Mais, pour les parents célibataires, les choses peuvent être beaucoup plus difficiles. Gareth Gibson, 21 ans, originaire de West Lothian, a la garde de ses deux fils, Ross, 4 ans, et Oscar, 2 ans. Ancien agent d’entretien et cuisinier, Gareth Gibson s’en sort grâce au crédit universel et aux allocations familiales, qu’il décrit comme « suffisants », mais uniquement parce qu’il n’achète jamais rien pour lui-même. Il vit avec ses deux sœurs et sa mère, qui le réprimandent souvent pour qu’il soit plus strict avec les garçons, mais il ne peut se résoudre à les gronder. En ce moment, Oscar teste ses limites. « Même si vous lui dites de ne pas faire quelque chose, il le fait quand même. Puis il fait une jolie grimace, et je me dis : ‘Ah, je dois gronder cette grimace. Je dois faire en sorte que ce visage soit contrarié ». Gibson se demande si son âge n’est pas un facteur. « Parfois, quand ils se comportent mal, c’est difficile d’essayer de les gérer. Je pense qu’ils peuvent sentir que je ne suis parfois pas en contrôle, alors ils en profitent. Cela me stresse. »
Lorsque vous avez des enfants jeunes, il semble que les gens soient plus francs dans leurs opinions sur vos choix de vie que ce qui est utile, ou poli. « Un type m’a demandé : « Tu es toujours avec le père ? » », raconte Cordal. « Il a juste supposé : tu es jeune, les jeunes sont fondamentalement idiots, donc évidemment vous n’êtes plus ensemble ». Murray trouve l’hostilité des mères plus âgées usante. « Une personne que je connais de la garderie me dit : « Ooh, tu as tout fait rapidement alors, n’est-ce pas ? ». Il y a un peu de stigmatisation autour du fait d’avoir des enfants quand on est jeune, parce que ce n’est plus la norme. » La plupart du temps, elle s’en moque, mais parfois cela l’affecte : « J’ai l’impression qu’elle me rabaisse ou qu’elle est condescendante. Comme si j’étais jeune et que je ne savais pas ce que je faisais. Je ne critique personne d’autre pour sa façon de faire les choses. »

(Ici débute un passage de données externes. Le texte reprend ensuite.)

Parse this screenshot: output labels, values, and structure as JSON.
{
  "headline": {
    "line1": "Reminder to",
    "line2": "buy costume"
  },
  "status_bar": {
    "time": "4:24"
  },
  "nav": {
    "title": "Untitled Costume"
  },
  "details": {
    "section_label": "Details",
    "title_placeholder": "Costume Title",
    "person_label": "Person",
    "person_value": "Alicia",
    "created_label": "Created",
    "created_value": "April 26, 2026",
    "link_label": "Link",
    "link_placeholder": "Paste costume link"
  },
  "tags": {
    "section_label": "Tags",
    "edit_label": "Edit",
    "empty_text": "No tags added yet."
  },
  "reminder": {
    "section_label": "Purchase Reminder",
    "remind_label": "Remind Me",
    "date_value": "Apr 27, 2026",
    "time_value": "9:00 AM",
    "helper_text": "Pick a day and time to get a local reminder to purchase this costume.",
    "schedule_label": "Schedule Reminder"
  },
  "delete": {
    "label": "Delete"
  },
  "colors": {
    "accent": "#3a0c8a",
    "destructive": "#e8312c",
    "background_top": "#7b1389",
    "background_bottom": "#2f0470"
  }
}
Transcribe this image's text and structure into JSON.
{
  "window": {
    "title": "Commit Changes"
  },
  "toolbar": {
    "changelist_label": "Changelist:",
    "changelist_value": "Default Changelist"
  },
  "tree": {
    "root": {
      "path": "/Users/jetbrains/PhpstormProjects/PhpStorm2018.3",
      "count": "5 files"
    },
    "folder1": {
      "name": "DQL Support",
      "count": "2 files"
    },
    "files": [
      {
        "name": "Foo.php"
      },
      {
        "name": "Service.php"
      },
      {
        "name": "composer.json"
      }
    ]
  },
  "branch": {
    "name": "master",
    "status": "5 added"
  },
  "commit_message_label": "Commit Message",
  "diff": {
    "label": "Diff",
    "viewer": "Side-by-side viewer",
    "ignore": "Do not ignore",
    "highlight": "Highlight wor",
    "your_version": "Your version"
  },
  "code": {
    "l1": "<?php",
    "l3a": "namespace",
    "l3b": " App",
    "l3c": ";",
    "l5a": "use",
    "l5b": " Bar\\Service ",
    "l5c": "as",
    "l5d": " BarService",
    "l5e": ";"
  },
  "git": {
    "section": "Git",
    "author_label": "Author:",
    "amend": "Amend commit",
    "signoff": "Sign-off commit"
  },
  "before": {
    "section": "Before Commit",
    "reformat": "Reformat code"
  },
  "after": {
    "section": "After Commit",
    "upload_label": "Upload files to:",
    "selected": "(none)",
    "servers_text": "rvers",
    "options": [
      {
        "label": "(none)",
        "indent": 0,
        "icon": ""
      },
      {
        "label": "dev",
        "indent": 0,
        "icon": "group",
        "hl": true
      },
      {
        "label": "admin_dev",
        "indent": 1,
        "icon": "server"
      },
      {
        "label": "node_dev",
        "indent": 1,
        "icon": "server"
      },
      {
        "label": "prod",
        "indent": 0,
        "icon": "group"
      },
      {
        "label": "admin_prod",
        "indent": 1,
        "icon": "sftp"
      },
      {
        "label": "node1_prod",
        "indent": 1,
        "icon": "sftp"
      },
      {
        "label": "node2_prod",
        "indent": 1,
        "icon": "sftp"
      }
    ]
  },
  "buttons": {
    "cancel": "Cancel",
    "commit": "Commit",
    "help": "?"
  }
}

Beaucoup de parents avec qui je parle font écho à cette anxiété. Dupre évite généralement les groupes de mères et de bébés parce qu’elle les trouve intimidants, et elle a trouvé qu’aller aux cours prénataux quand elle était enceinte était particulièrement stressant. « J’étais si nerveuse », dit-elle. « Il y a une scène de mamans et j’ai toujours l’impression que je vais être exposée. Il y a tellement de pression pour briser les stéréotypes de la jeune maman. » Murray participe à deux groupes de jeux par semaine, ainsi qu’à un club de natation pour parents et bébés, mais elle reste discrète, car la majorité des parents sont beaucoup plus âgés qu’elle. « Je ne parle vraiment à personne », dit-elle à propos du groupe de natation. « Je me contente d’entrer dans la piscine avec Isaac et de faire mon propre truc. »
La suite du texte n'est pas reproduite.